I learned that day that while striping your data across every resource in an array can give great performance and scalability, it also has it's downsides when data goes bad.
At another company back in 2004 we had an EMC Clariion CX600 suffer a double controller failure which resulted in 36 hrs of downtime for our Oracle systems. I wasn't in charge of storage back then, I don't know what the cause of the failure though the guy who was in charge of storage later told me he believes it was his fault for misconfiguring something that allowed the 2nd controller to go down after the first had failed. I don't know how that can happen as I have never configured such a system before.
3PAR by default will distribute data across shelves so you can lose an entire disk shelf and not have any loss of data availability (unless that shelf takes out enough I/O capacity that it hurts you).
That was by far the biggest issue I have had on 3PAR arrays as a customer for the past 11 years now, but they handled it well and have done things to address it going forward. I am still a (loyal) customer today, I have had other issues over the years, nothing remotely resembling that though.
I realized over the past decade that storage is really complicated, and have come to understand(years ago of course) why people invest so much in it.

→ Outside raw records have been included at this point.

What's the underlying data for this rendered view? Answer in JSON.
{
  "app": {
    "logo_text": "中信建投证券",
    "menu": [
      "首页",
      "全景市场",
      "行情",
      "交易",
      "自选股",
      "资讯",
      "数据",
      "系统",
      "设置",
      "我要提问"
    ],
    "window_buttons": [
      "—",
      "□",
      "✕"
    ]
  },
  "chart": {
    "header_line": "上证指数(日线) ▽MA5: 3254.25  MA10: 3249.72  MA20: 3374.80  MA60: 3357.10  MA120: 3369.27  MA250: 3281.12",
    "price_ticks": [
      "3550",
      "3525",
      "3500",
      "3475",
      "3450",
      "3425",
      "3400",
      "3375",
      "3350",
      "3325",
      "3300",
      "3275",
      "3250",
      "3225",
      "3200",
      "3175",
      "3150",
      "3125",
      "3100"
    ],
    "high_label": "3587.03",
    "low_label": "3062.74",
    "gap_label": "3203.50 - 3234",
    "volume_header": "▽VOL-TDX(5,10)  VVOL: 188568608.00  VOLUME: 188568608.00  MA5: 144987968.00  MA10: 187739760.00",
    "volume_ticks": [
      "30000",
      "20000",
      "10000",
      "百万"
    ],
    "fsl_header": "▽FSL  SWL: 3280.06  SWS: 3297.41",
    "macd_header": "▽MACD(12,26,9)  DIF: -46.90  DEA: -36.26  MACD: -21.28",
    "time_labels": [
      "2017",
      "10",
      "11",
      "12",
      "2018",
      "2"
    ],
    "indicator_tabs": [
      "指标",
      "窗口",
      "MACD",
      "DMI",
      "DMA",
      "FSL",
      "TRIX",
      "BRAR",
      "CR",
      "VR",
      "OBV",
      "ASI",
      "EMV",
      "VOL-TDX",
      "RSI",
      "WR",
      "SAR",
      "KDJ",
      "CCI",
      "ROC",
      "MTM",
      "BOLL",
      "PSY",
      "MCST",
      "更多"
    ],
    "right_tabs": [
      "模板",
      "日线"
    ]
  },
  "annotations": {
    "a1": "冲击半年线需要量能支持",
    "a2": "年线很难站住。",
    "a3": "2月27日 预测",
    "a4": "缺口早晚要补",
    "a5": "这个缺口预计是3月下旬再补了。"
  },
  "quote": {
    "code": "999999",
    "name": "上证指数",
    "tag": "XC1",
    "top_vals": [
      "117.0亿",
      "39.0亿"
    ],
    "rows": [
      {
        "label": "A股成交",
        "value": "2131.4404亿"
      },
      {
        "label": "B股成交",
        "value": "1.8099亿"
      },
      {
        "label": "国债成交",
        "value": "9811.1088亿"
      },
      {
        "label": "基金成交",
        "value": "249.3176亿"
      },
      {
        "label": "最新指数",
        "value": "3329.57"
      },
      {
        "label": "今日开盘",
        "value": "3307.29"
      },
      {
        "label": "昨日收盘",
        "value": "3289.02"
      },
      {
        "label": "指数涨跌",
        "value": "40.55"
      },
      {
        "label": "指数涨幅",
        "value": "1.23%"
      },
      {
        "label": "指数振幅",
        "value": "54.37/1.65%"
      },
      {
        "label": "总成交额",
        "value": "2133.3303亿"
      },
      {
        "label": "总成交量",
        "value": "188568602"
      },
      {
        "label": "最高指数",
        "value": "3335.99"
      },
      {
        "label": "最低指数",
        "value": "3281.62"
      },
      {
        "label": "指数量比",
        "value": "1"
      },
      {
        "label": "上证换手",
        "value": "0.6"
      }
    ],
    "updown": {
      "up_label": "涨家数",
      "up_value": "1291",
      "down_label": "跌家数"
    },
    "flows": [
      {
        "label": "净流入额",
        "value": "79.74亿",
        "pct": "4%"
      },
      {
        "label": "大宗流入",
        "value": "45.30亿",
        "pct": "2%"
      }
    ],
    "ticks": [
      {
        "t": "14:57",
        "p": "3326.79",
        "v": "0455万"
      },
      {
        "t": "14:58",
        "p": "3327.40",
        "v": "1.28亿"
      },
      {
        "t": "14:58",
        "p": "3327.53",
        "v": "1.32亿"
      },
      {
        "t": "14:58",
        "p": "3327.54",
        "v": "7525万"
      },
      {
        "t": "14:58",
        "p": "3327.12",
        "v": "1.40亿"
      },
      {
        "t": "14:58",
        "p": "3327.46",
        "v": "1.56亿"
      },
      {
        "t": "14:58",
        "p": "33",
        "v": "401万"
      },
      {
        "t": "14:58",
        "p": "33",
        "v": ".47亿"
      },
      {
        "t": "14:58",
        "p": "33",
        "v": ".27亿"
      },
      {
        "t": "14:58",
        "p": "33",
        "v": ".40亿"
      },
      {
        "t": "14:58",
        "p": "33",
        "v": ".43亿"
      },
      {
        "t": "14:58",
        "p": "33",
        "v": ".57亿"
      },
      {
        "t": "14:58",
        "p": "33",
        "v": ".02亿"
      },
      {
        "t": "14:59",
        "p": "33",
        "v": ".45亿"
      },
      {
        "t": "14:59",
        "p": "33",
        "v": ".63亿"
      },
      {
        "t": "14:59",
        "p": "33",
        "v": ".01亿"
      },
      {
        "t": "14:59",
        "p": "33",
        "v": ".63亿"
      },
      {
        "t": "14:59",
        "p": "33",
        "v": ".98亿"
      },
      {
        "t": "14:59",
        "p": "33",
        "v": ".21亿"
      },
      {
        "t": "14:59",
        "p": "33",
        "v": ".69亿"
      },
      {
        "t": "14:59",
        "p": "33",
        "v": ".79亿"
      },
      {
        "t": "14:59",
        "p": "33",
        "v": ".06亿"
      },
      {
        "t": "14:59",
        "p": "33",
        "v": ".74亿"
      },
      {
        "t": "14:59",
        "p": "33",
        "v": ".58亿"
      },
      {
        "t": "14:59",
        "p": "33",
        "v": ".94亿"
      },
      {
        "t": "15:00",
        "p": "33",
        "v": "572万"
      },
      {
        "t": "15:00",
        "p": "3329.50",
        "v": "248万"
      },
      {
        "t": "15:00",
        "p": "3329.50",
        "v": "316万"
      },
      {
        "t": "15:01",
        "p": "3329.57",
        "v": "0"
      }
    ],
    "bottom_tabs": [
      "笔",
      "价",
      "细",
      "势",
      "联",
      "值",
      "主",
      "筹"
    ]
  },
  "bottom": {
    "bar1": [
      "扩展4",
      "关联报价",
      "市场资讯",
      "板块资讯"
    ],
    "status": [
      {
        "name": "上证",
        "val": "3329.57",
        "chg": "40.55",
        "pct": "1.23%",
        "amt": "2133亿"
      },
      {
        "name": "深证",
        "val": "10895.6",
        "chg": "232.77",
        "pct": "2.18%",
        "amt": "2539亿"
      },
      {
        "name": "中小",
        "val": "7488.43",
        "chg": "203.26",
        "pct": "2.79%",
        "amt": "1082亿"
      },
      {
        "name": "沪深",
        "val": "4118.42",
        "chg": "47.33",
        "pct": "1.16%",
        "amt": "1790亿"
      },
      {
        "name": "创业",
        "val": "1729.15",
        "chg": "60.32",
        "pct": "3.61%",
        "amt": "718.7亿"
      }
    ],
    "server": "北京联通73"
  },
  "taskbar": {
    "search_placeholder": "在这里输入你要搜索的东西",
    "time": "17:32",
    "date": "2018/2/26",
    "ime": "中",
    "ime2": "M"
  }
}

Certainly don't like to know there are still issues out there, but at the same time if such issues exist in such a widely deployed and tested platform it makes me even more weary to consider a system that would have less deployment or testing(naturally would expect this on smaller scale vendors).
At that same company we had another outage on our earlier storage system provided by BlueArc (long before HDS bought them). Fortunately that was a scheduled outage and we took all of our systems offline so they could do the offline upgrade. However where BlueArc failed is that they had a problem which blocked the upgrade(and could not roll back) and they had no escalation policy at their company. So we sat for about 6 hrs while the on site support guy could not get anybody to help him back at BlueArc. My co-worker who was responsible for it finally got tired of waiting(I think he wasn't aware on site support couldn't get help) and started raising hell at BlueArc. They fixed the issue. A couple months later the CEO sent us a letter apologizing and said they had implimented an escalation policy at that time.